Two Paths in the Woods

Exploring different approaches to teaching and implementing SRE practices.

Abstract

While the direction and intent of SRE has been established and is becoming better-understood, the details on how to achieve “SRE” is still an exercise left for the reader.

Steve from Google and Sal from Nobl9 present two independently developed methods for teaching SRE topics to customers, which we have discovered are actually quite similar. Huzzah!

Steve presents the “reliability map” and Sal shows Nobl9’s SLODLC. Both are essentially sets of documentation presented in a way that allows customers to take a guided path through the dark and scary woods that is today’s SRE.
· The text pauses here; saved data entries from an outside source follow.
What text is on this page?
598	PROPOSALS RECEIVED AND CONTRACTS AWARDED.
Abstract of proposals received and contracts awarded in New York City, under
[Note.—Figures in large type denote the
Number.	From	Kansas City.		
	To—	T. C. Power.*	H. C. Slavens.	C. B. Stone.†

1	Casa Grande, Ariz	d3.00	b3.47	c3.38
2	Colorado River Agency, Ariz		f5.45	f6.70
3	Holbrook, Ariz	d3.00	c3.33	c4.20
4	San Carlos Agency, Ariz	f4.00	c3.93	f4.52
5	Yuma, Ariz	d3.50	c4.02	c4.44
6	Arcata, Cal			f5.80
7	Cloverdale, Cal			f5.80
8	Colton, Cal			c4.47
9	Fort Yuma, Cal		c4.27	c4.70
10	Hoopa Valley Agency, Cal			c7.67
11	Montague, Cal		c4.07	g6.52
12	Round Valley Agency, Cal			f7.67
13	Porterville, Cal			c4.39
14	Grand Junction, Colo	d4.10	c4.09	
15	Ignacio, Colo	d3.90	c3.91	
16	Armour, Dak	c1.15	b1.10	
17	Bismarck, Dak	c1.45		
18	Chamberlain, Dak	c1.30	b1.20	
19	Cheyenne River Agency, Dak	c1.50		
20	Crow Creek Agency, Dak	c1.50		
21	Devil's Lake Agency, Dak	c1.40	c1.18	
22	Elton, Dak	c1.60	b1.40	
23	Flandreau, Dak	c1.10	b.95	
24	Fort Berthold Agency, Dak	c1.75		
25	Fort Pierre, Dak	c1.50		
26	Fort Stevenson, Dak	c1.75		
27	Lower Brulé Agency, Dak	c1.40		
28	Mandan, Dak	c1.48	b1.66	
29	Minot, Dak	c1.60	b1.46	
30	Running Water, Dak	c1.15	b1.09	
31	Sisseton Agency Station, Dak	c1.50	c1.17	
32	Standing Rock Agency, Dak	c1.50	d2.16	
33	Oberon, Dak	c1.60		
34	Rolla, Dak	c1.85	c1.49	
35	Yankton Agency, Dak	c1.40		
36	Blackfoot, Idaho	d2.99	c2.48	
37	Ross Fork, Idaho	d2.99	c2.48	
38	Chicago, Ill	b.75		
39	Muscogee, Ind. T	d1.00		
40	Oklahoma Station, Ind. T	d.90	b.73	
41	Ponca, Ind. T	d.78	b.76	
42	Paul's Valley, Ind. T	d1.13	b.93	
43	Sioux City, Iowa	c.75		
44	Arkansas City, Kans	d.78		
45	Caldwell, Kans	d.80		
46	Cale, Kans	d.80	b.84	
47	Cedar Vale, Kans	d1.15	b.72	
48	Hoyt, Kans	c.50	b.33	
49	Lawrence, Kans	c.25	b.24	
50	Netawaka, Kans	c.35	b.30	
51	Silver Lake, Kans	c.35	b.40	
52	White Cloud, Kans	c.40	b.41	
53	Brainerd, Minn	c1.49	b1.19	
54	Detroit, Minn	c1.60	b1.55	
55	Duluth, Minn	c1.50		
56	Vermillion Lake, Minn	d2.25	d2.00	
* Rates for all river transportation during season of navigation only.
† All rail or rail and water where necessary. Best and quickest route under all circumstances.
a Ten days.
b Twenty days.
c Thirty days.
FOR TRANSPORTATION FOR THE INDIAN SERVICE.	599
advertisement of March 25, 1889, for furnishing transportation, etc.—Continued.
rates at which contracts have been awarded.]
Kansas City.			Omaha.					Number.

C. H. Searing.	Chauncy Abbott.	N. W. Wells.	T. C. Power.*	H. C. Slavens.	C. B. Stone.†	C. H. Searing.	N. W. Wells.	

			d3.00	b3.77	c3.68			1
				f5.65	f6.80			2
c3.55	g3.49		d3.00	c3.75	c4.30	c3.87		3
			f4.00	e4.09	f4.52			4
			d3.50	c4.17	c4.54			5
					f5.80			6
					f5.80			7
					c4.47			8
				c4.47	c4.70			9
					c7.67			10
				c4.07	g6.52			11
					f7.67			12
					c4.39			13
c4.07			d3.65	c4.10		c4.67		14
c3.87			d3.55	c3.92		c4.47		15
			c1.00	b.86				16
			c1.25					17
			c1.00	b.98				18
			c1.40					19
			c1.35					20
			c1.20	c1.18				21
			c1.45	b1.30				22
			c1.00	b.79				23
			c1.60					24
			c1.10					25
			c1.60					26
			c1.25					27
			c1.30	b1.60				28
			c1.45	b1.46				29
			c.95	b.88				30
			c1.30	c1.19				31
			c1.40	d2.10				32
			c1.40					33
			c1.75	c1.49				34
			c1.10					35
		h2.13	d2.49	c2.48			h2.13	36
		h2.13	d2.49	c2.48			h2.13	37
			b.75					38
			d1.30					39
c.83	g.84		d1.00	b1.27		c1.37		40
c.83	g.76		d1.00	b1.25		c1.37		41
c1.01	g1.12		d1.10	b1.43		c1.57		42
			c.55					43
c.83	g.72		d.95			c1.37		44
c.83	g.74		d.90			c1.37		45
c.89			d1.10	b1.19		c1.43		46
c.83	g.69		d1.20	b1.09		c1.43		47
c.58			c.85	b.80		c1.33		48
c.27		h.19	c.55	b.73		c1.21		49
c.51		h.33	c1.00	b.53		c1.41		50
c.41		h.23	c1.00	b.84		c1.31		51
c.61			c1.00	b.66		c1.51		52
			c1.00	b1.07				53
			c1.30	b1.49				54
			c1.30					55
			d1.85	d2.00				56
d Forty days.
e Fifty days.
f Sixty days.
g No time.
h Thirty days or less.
The “reliability map” provides a detailed accounts of what development, infrastructure, operational, observability, and people/culture activities organizations can expect to be practicing to achieve different eras of reliability (99%, 99.9%, 99.99%, 99.999%). The “reliability map” takes it one step further and provides descriptions and references to additional content for all activities.

SLODLC provides a framework of documentation and templates to allow customers to iterate on improving their SLOs. This is especially necessary when customers have high reliability targets in which rely upon automation to execute predetermined playbooks. (rollback, exponential backoff, autoscale, etc) If SLOs are the indicator the performance of a user journey and decide when actions needs to be taken, then customers need a clear and useable way to explain:

  • What they are attempting to measure (golden signals?, something else?)
  • Why was it decided to measure X in such a way?
  • How is X impactful for the targeted user journey?
  • When was the last time the SLO objective, metric, time window, etc was changed?
  • When the error budget is in danger of being breeched what actions should be take?

In short both projects are approaching the same topic of helping customers improve their reliability from different points of view and they synergize well together.